Monday, June 27, 2016

Attitude And People

Woe is me for I am ruined because I am a man of unclean lips and live among a people of unclean lips, and because my eyes have seen the King, the LORD of hosts.
(Isaiah 6:5)

I called a business the other day for some information. The person who answered the phone clearly didn't have a very high opinion of me. Her tone was condescending. She sighed heavily as I tried to clarify. It was clear she didn't want to help me, so I let her off the hook. I told her I would call back. Five minutes later I did. Another person answered the phone. We had never met, but she clearly thought I was worth talking to. She found what I needed, and we had a great conversation.

Attitude toward others is huge at home. Ever heard a husband speak condescendingly to his wife (or a wife to a husband)? It's embarrassing. Ever heard a wife or husband speak with love in their voice? It's encouraging. Attitude is huge at work. It sure made a difference in my dealings with the business I mentioned above. Attitude toward others is everything in a Christian's life.

Yesterday as I sang during our worship service, God seemed to speak to me, reminding me about Isaiah. When Isaiah saw the Lord glorified in Heaven, his attitude changed. His opinion about himself was humbled, "I am a man of unclean lips." But, what about his attitude toward the people he served, "and live among a people of unclean lips"?  You could read that as a pastoral rebuke, "I live among dirty, rotten, rebellious people," but not if you read the context.

Isaiah was humbled, and while he confessed the sinfulness of his people, he also confessed that he and they were standing on level ground.

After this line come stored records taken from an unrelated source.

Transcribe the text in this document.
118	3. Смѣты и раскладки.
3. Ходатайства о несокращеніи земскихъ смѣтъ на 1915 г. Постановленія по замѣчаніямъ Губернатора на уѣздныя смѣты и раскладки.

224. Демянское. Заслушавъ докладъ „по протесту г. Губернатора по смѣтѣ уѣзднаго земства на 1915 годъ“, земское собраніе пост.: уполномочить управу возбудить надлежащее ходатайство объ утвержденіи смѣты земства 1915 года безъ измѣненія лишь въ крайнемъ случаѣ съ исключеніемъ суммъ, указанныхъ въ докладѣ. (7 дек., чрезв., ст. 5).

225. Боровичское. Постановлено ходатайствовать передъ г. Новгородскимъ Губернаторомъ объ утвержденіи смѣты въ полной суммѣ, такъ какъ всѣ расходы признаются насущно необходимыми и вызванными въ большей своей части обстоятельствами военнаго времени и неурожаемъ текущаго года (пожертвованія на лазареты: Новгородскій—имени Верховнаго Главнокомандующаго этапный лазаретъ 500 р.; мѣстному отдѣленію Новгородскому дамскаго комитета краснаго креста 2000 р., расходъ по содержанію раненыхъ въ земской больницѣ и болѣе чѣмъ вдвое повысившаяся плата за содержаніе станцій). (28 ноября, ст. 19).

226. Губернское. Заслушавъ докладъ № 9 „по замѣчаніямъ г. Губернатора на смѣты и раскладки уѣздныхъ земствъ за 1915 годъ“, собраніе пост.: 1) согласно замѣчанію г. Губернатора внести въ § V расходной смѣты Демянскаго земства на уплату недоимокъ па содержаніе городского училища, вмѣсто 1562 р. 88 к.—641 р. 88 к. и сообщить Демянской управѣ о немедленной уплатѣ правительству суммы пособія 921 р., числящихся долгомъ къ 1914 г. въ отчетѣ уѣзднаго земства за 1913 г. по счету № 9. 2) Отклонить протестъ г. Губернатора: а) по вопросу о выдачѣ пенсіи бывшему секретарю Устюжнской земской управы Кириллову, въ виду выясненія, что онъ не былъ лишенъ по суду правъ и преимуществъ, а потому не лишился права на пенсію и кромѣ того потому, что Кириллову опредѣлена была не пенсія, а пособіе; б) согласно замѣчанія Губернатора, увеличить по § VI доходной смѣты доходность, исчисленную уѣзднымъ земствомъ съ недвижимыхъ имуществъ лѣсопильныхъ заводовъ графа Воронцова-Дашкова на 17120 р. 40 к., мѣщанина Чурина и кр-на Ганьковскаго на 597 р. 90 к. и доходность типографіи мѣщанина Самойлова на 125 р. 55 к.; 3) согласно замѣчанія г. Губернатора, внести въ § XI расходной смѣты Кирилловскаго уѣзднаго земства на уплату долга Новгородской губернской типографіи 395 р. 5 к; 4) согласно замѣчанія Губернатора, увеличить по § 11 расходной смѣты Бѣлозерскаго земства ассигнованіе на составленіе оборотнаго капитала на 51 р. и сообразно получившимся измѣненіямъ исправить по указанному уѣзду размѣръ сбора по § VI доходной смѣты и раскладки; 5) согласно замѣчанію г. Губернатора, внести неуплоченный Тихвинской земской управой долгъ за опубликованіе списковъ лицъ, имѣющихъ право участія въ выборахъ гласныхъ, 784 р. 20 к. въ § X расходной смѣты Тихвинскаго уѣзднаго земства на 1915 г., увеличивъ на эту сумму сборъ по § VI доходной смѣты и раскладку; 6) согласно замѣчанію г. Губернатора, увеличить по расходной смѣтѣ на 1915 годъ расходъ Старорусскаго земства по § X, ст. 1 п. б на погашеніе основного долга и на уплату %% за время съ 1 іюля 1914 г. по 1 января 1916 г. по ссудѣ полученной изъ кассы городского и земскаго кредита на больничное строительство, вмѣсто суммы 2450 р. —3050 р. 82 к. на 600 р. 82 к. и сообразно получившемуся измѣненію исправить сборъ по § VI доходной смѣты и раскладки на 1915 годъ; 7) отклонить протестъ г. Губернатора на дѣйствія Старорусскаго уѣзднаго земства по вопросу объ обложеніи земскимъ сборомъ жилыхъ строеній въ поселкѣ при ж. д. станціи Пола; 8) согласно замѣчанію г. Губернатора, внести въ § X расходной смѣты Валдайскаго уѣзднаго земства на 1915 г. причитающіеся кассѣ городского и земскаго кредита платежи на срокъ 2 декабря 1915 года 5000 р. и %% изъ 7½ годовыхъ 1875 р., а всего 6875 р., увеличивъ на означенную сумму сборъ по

In the presence of God, it became clear that no one was holy. No one superior. He was not a God follower condescending to godless people. He was a God follower by the grace of God alone.

While every follower of Christ needs the boldness of the Holy Spirit to speak about God, we also need something in addition. We need to be humbled about ourselves. We must not think we are superior to those we serve, lead or those to whom we witness. If we are, they will know. We need boldness, humility, and compassion. Compassion caring for another person because you identify with them

We need to be regularly reminded that the only difference between someone who is lost and someone who is saved is this. One is a sinner with a Savior. The other is a sinner in need of a Savior. Get that attitude in you, and your heart will be filled with the Love of Christ, and they will know that, too. Oh, by the way, it won't just change your witness or your home. It will change your life.

Tuesday, June 21, 2016

Don't Let It Go, Learn From The Past

Then Job replied to the LORD: I know that You can do anything and no plan of Yours can be thwarted. You asked, "Who is this who conceals My counsel with ignorance?" Surely I spoke about things I did not understand, things too wonderful for me to know. You said, "Listen now, and I will speak. When I question you, you will inform Me." I had heard rumors about You, but now my eyes have seen You, therefore I take back my words and repent in dust and ashes.  (Job 42:1-6)

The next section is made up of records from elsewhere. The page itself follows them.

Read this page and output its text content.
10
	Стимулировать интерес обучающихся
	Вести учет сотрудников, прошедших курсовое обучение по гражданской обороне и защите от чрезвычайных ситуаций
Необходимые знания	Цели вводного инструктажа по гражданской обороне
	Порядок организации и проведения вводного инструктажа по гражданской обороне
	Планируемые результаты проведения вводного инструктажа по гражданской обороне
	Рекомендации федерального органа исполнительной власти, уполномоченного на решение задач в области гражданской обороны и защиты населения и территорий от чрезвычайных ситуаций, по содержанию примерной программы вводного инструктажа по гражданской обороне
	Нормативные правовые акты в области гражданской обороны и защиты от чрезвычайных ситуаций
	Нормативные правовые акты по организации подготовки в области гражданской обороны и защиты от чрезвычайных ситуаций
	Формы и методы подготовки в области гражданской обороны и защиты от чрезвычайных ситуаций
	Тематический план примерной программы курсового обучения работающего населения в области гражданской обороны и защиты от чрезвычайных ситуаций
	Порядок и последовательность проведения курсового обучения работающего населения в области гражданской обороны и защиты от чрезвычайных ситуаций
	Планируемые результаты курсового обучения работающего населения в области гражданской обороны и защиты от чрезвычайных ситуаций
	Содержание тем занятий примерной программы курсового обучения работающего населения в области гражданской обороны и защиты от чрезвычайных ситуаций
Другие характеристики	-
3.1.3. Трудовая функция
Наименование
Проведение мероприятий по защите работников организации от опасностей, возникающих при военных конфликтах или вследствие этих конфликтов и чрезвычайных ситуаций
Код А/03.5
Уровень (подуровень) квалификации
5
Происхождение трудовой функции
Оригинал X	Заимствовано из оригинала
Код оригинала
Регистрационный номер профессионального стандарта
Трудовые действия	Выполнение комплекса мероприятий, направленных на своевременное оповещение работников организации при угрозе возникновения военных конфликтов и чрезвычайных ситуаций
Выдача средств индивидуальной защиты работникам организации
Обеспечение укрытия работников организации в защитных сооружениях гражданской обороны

When it comes to a person's past most people break into a spoken word rendition of "Let It Go" from Disney's Frozen. Let it go. Let it go. That's not always the best thing to do. What if the way you have interpreted your past is wrong? What if you're like Job, and you've misinterpreted God by means of misinterpreting your past?  What if you never take the time to reinterpret the past in light of who God really is?

Job was a great, godly man who hated sin and loved God. Satan told God that Job was only godly because God had blessed him. God allowed Satan to test Job, taking all he had except his life and his wife (who encouraged Job to curse God for the losses). Job became the poster child for When Bad Things Happen To Good People. While he didn't curse God, he began to accuse God of being unfair and unjust. If God had not come and caused Job to reevaluate his past in light of the reality of who God really is, Job would have died in despair. Instead, when he saw who God really was and who he really was, he was able to repent of his past and move into the future with God.

Sometimes we don't need to let it go. Sometimes we need to bring it back up with God and ask Him to reinterpret our past in light of who He is and how He does things. That's what I've been doing for several weeks now as I've preached through the book of Job. I've come to realize that much of how I viewed the past was through pessimistic eyes. I wasn't pessimistic about God as much as I was about myself, my own abilities. As I've asked God to show me Himself, I've tried to understand and reinterpret my past in light of God, His truth, and His plan. It's been sobering, and it's led to repentance, but it is also leading to levels of personal freedom that I believe will help me glorify God and be filled with greater joy as I serve Him in the future.

So, maybe you don't need to let it go. Maybe you need to bring it back up, only this time bring it up with God.